Have you ever gotten so sick of looking at your resume, put it down, and then in a week you see something that you can’t understand why you didn’t see earlier? Or maybe you shared it with your spouse or friend, and within 5 seconds they spot a typo or grammatical mistake?
For years, many of us at Crossroads Career have gone through a “Resume Review” exercise with our small group participants as part of our Step #4, Altitude work. It’s very simple, and it’s usually one of the processes our groups find most valuable.
It’s patterned after how recruiters / staffers in the “old days” used to sort through resumes in order to glean 3-5 of them to share with a hiring manager / client. They were given a stack of resumes, and they needed to match it up to the job description for the position they were looking to fill.
Of course, they had a time deadline with their work, so they needed to get this done as quickly and efficiently as possible, which meant that they could only spend about 15-20 seconds scanning the resume. Once done, they would put it in a “yes,” “no,” or “maybe” stack. They learned to quickly find important and essential information in the resumes that made it to the “yes” stack.
While Crossroads Career can’t “rent” you a recruiter to review your resume using this process, we’ve developed a simple and quick exercise to enable you to find some new insights to improve your resume. All you’ll need is a willing friend and 5 minutes…here’s how it works:
- In a minute, I’m going to give you my resume.
- When I say “go”, you’ll have 30 seconds to read it and glean as much information from it as you can
- After 30 seconds, I’ll ask you to stop reviewing it, and then I will have two questions for you:
a. What do you remember reading?
b. What suggestions do you have?
- Ready, begin.
100% of the time, we have experienced valuable feedback being shared with the writer about their resume. There have been surprises, both on what is remembered and what is never even seen. And of course, many small tips are shared about font, white space on the resume, bullet point meanings, etc.
As usual, when I’ve found something that works, I also find Scripture already points out the truth. Proverbs 15:22 “Without counsel, plans go awry, but in the multitude of counselors they are established.”
We encourage you to get as many people looking at your resume as possible. Everyone always seems to have an opinion about a resume.

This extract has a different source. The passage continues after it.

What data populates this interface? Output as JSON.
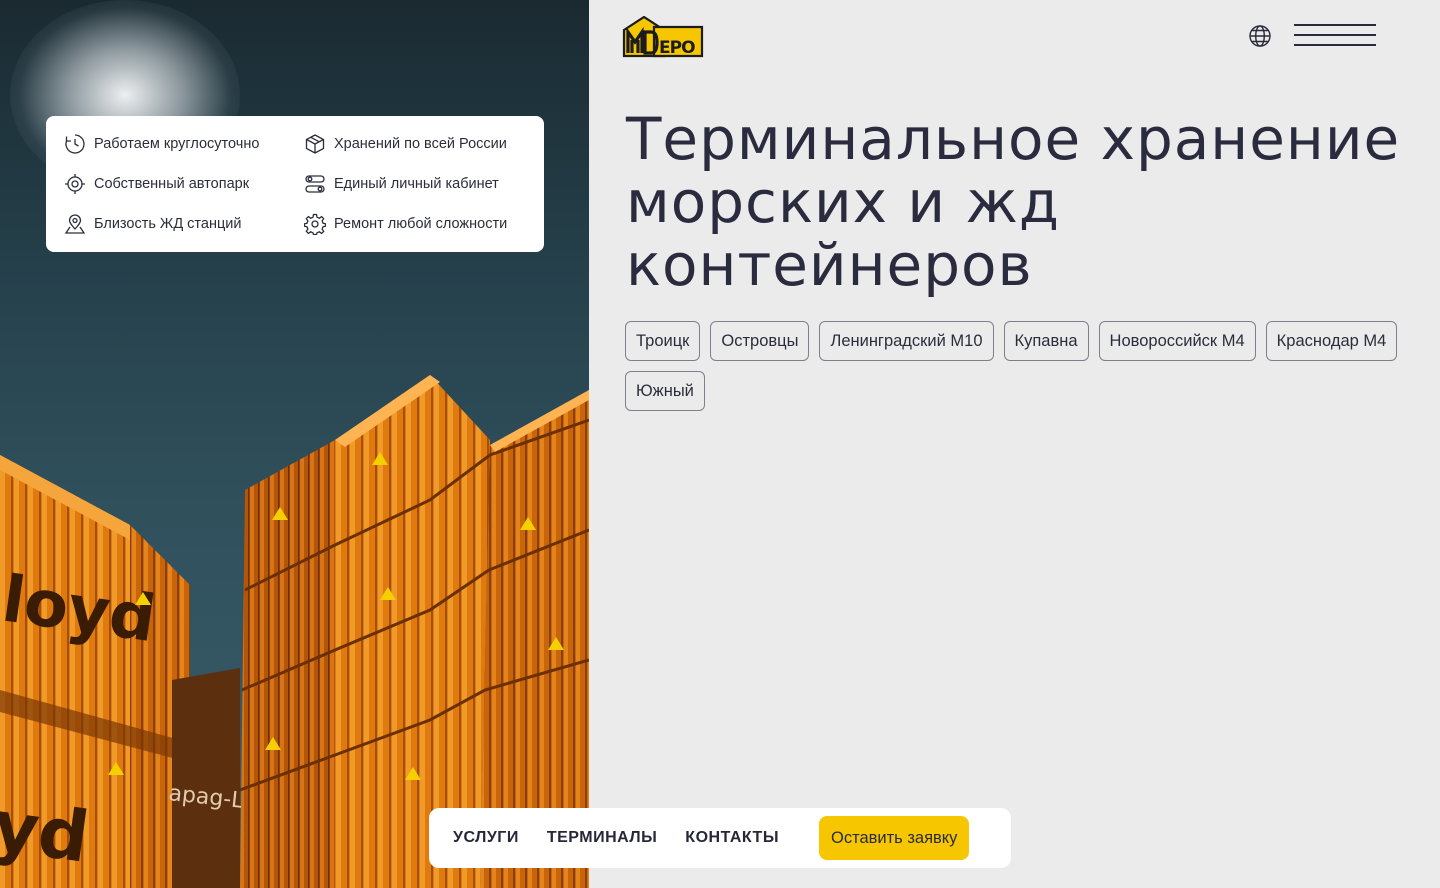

Also, please remember, while all feedback is useful, it may not be something you choose to utilize to make any adjustments to your resume.
So…go get some counsel and be prepared for to capture some useful feedback!
Dave Sparkman currently serves as the volunteer Crossroads Career board chair and local ministry leader. He is also the founder and managing director of Spark Your Culture, a corporate culture consulting firm. Prior to that he worked at UnitedHealth Group, a Fortune #5 public company, serving in the role of Chief Culture Officer. His unemployment experience came from the implosion of Arthur Andersen, where he served as the West Region Managing Partner, People.